Seglertag 2017
YACHT-Dossier zur Neuwahl des DSV-Präsidenten

Was im Vorfeld geschah und warum der Kampf um die Verbandsspitze so verbissen geführt wird – eine Dokumentation der zurückliegenden Ereignisse

  • Jochen Rieker
 • Publiziert am 27.10.2017
YACHT 23-2017: Bericht über das Duell um den DSV-Vorsitz YACHT 23-2017: Bericht über das Duell um den DSV-Vorsitz YACHT 23-2017: Bericht über das Duell um den DSV-Vorsitz

YACHT YACHT 23-2017: Bericht über das Duell um den DSV-Vorsitz

Die YACHT berichtet in Ausgabe 23/2017, die von heute an bei den Abonnenten ist und ab Mittwoch, 2. November an den Kiosken, ausführlich über den Zweikampf um den Vorsitz des DSV-Präsidiums.

Es ist das erste Mal in der jüngeren Geschichte des Verbandes, dass im Vorfeld des Seglertags ein Duell ausgefochten wird.
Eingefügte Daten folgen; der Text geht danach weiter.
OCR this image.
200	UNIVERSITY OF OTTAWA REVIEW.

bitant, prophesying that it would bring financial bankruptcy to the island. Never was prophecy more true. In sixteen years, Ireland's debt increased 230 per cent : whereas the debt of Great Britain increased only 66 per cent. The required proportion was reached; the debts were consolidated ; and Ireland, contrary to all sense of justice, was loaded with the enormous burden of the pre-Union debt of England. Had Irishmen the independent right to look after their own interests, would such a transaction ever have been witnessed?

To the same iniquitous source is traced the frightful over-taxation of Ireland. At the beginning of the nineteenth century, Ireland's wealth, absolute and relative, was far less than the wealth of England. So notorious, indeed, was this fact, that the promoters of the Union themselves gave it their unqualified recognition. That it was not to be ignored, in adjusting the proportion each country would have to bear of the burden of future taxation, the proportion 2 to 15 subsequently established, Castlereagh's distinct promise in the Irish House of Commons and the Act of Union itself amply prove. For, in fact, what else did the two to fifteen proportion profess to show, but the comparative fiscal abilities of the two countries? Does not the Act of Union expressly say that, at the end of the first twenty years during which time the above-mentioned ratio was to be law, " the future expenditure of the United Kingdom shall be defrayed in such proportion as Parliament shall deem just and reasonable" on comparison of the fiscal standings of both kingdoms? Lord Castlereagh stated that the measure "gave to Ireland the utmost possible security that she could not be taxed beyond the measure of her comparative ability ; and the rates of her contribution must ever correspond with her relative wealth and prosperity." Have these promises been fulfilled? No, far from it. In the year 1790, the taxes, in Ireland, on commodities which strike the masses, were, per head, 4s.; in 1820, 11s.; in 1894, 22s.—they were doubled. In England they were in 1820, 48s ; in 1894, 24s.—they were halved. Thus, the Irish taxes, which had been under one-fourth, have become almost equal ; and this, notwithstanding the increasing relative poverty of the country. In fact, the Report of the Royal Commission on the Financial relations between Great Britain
Während sich in den vergangenen Jahrzehnten stets schon im Vorfeld ein Konsens-Kandidat fand, treten jetzt zwei Kandidaten an:

  • Mona Küppers, Vizepräsidentin für Breitensport und seit dem Rücktritt von Andreas Lochbrunner im Frühjahr zugleich kommissarische DSV-Präsidentin;
  • Oliver Kosanke, Vorsitzender des Mühlenberger Segelclubs und Vize im Hamburgischen Landesverband des DSV.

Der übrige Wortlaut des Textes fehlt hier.